Kibarian: Yes, there are hundreds of IP blocks with parametric data, and you’re looking at burn-in test results. This allows you to understand those relationships. The nice thing about all of the automation with AI in the test world, as opposed to the front-end world, is that you have lots of labels when you’re training. You can go back and train wafer sort to be more sophisticated because you know which chip passed what test, and your modeling is quite good.

SE: How opaque is training data today? And is that a problem?

Kibarian: We got into the analytics business because we were building yield. So we had pattern recognition and AI algorithms in the late 1990s and early 2000s. A lot of that came out of research at Carnegie Mellon, which was all about applying learning. This was AI 1.0. We built up these sophisticated algorithms, and they were hard to use because you really needed to understand something about the algorithms and statistics and data science and process integration. It’s very hard to find folks with that cross section. Small tweaks on the algorithms give you wildly different results. But the problem you have with AI in the fab is that you’re collecting data off an etcher or CMP tool, and you don’t know whether that wafer is good or not until you get to the end of the line — and there are probably 500 processing steps. So it can go bad for a lot of reasons.

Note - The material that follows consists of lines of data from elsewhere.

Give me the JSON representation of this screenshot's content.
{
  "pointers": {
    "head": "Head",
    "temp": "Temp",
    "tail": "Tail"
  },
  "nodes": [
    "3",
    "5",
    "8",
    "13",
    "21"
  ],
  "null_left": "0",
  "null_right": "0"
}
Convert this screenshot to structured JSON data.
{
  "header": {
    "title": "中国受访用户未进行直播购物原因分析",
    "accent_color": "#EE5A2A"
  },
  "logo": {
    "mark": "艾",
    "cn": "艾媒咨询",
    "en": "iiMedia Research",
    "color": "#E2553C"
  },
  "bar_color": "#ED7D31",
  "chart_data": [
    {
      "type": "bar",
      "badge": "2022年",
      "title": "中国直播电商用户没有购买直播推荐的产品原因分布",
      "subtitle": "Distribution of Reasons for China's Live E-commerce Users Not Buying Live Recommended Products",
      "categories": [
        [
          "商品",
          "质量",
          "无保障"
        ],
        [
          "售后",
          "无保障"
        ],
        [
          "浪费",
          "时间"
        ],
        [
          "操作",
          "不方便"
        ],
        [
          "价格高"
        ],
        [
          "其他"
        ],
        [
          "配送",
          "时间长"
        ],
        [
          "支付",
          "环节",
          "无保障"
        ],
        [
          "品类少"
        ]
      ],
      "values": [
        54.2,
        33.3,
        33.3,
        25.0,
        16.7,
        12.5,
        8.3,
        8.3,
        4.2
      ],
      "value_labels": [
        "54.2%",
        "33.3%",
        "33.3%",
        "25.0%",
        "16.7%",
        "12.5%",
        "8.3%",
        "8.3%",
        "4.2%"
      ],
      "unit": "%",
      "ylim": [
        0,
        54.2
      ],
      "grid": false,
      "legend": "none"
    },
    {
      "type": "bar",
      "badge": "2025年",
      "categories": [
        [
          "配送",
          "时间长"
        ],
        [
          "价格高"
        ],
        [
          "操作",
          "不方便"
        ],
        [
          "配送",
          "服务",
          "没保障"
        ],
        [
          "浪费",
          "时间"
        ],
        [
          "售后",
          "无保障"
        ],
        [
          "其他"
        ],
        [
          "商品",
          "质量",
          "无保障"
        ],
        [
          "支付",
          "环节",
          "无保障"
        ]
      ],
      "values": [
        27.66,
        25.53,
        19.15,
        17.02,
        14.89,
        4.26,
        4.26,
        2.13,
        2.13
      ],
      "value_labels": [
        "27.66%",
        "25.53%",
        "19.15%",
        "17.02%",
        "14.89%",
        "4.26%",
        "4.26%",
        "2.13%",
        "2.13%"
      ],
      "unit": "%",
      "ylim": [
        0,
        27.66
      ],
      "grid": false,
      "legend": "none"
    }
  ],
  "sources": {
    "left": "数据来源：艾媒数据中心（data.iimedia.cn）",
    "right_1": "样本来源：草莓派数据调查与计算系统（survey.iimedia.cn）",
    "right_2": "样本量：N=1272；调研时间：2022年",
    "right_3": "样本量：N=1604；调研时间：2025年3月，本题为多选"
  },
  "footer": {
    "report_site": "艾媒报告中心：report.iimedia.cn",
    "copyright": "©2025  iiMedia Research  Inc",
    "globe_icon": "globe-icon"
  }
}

SE: Where else did you see problems?

Kibarian: When we gave AI to the factories, what they found was that labeling data is tough. So we took those sophisticated algorithms and used them to label data and train AI. So now you have collaborative learning on top of a neural network. It suggests more things to you. You can use AI to train algorithms. AI can mimic those algorithms very effectively. That allows the engineer to say, ‘That’s kind of right, but I want to see how it classified everything.’ So they can take that knowledge and improve the model. You no longer need to be a data scientist or AI expert to use this stuff. You want to make it so a semiconductor professional can go in and tune it to get that last little bit of productivity. With collaborative learning, you can get that extra 5% or 10% and get it tuned to what your best expert will tell you the company can do. That’s a big breakthrough.

SE: So now you’re customizing algorithms for your specific needs?

Kibarian: Yes, and some of our customers have engineers who are really skilled at that, and a bunch that are not. Now, if the skilled ones are allowed to look at how the algorithms are classifying outliers and tuning it, that can be given to all engineers across the organization and everyone’s ability is elevated.

SE: How do you keep track of all the changes?

Kibarian: Those customers restrict who is allowed to ‘like’ and ‘not like’ information. When you apply AI and machine learning into test and process engineering and assembly and front-end packaging, you’re allowing engineers to operate at a higher level. You’ll see better productivity in those organizations, and make chips available in more end markets and grow the pie.

SE: So what is you’re biggest challenge going forward?

Kibarian: If you go from the outside in, there is significantly more geopolitical risk in the industry than there was 18 months ago, and it’s on a trajectory to never go back to the way it was. It may cool down, but we built our industry as an intertwined world. That was one of the fun things about the industry because you felt akin to people all around the world with a common language about chips and circuits. We all still want that, but if you look at the way the world is going, it’s bifurcating. That’s going to be very damaging to the industry as a whole. At the semiconductor level, AI was overhyped and fizzled out in the 1980s and 1990s because people didn’t appreciate all of the change management required. You didn’t understand what the metrology or the SPICE model would look like. My fear today is that we are doing far more sophisticated things today, but it requires change management inside of organizations. Business processes need to be set up to be native on data. We collect lots of data. If you’re going to be doing data-based manufacturing, you have to configure an organization around that. If you’re going to keep doing what you’ve been doing and apply AI to that, you’re going to throw away tremendous value. That would be detrimental to the whole industry.